The following two screenshots show to the left Character Set A which includes only Upper Case letters but all available symbols while to the right there is Character Set B which includes both, Upper and Lower Case letters.. To compensate for the required space Character Set B has to go without some of the symbols. Character Set A is often referred as unshifted and Character Set B as shifted set. Note, that the screens don't show cursor or screen control codes. 

Unshifted Characters

Shifted characters

Screen Codes vs PETSCII

The final detail which often leads to confusion is the difference between Byte values we put into Screen RAM to display some text and the actual values PETSCII defines and which are used for example in BASIC.

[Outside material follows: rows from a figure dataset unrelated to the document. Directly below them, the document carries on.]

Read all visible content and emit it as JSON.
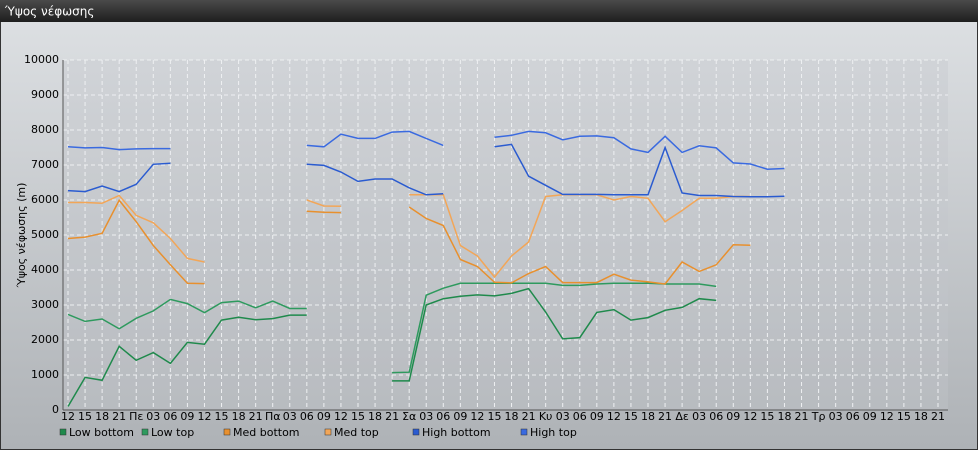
{
  "chart_data": {
    "type": "line",
    "title": "Ύψος νέφωσης",
    "y_label": "Ύψος νέφωσης (m)",
    "categories": [
      "12",
      "15",
      "18",
      "21",
      "Πε",
      "03",
      "06",
      "09",
      "12",
      "15",
      "18",
      "21",
      "Πα",
      "03",
      "06",
      "09",
      "12",
      "15",
      "18",
      "21",
      "Σα",
      "03",
      "06",
      "09",
      "12",
      "15",
      "18",
      "21",
      "Κυ",
      "03",
      "06",
      "09",
      "12",
      "15",
      "18",
      "21",
      "Δε",
      "03",
      "06",
      "09",
      "12",
      "15",
      "18",
      "21",
      "Τρ",
      "03",
      "06",
      "09",
      "12",
      "15",
      "18",
      "21"
    ],
    "ylim": [
      0,
      10000
    ],
    "yticks": [
      0,
      1000,
      2000,
      3000,
      4000,
      5000,
      6000,
      7000,
      8000,
      9000,
      10000
    ],
    "grid": true,
    "series": [
      {
        "name": "Low bottom",
        "color": "#1f8a4c",
        "values": [
          100,
          930,
          850,
          1820,
          1420,
          1640,
          1330,
          1930,
          1880,
          2570,
          2650,
          2580,
          2610,
          2710,
          2710,
          null,
          null,
          null,
          null,
          830,
          830,
          3000,
          3180,
          3250,
          3290,
          3260,
          3330,
          3470,
          2800,
          2030,
          2070,
          2790,
          2870,
          2570,
          2640,
          2850,
          2930,
          3180,
          3130,
          null,
          null,
          null,
          null,
          null,
          null,
          null,
          null,
          null,
          null,
          null,
          null,
          null
        ]
      },
      {
        "name": "Low top",
        "color": "#2e9a5e",
        "values": [
          2730,
          2530,
          2600,
          2320,
          2620,
          2830,
          3160,
          3040,
          2780,
          3070,
          3110,
          2920,
          3110,
          2900,
          2900,
          null,
          null,
          null,
          null,
          1070,
          1080,
          3280,
          3480,
          3620,
          3620,
          3620,
          3620,
          3620,
          3620,
          3560,
          3560,
          3600,
          3620,
          3620,
          3620,
          3600,
          3600,
          3600,
          3530,
          null,
          null,
          null,
          null,
          null,
          null,
          null,
          null,
          null,
          null,
          null,
          null,
          null
        ]
      },
      {
        "name": "Med bottom",
        "color": "#e8902e",
        "values": [
          4900,
          4940,
          5050,
          5990,
          5380,
          4700,
          4150,
          3620,
          3610,
          null,
          null,
          null,
          null,
          null,
          5680,
          5650,
          5640,
          null,
          null,
          null,
          5800,
          5470,
          5270,
          4300,
          4100,
          3650,
          3630,
          3900,
          4100,
          3640,
          3640,
          3640,
          3880,
          3710,
          3660,
          3600,
          4230,
          3960,
          4150,
          4720,
          4710,
          null,
          null,
          null,
          null,
          null,
          null,
          null,
          null,
          null,
          null,
          null
        ]
      },
      {
        "name": "Med top",
        "color": "#f2a658",
        "values": [
          5930,
          5930,
          5910,
          6130,
          5560,
          5350,
          4900,
          4330,
          4230,
          null,
          null,
          null,
          null,
          null,
          6000,
          5830,
          5820,
          null,
          null,
          null,
          6150,
          6150,
          6150,
          4700,
          4400,
          3800,
          4400,
          4800,
          6100,
          6150,
          6150,
          6150,
          6000,
          6100,
          6050,
          5380,
          5700,
          6050,
          6050,
          6100,
          6100,
          null,
          null,
          null,
          null,
          null,
          null,
          null,
          null,
          null,
          null,
          null
        ]
      },
      {
        "name": "High bottom",
        "color": "#2a5bd0",
        "values": [
          6270,
          6240,
          6400,
          6240,
          6450,
          7020,
          7050,
          null,
          null,
          null,
          null,
          null,
          null,
          null,
          7020,
          6990,
          6800,
          6530,
          6600,
          6600,
          6350,
          6150,
          6180,
          null,
          null,
          7520,
          7590,
          6680,
          6420,
          6160,
          6160,
          6160,
          6150,
          6150,
          6150,
          7500,
          6200,
          6130,
          6130,
          6100,
          6090,
          6090,
          6110,
          null,
          null,
          null,
          null,
          null,
          null,
          null,
          null,
          null
        ]
      },
      {
        "name": "High top",
        "color": "#3a6ae0",
        "values": [
          7520,
          7490,
          7500,
          7440,
          7460,
          7470,
          7470,
          null,
          null,
          null,
          null,
          null,
          null,
          null,
          7560,
          7520,
          7880,
          7760,
          7760,
          7940,
          7960,
          7760,
          7560,
          null,
          null,
          7790,
          7850,
          7960,
          7920,
          7720,
          7820,
          7830,
          7780,
          7460,
          7360,
          7820,
          7360,
          7550,
          7490,
          7060,
          7030,
          6880,
          6900,
          null,
          null,
          null,
          null,
          null,
          null,
          null,
          null,
          null
        ]
      }
    ]
  }
}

When we write Bytes to Screen RAM we count up from $00 starting with the @ sign having Screen Code 0, the letter A has Screen Code 1 etc. The reversed presentation of each character requires a simple addition of $80 or Decimal 128 since the second part of any of the two Character Sets is exactly 128 Bytes off. Since 128 is the Decimal value of the highest Bit in a Byte, the switching between standard and reversed characters is as simple as EOR'ing against %10000000 what I already explained in the Bit Manipulation article.

This should do it for a start regarding the Character Generator ROM. We will revisit characters when we want to built custom fonts or use modified character sets as background graphics.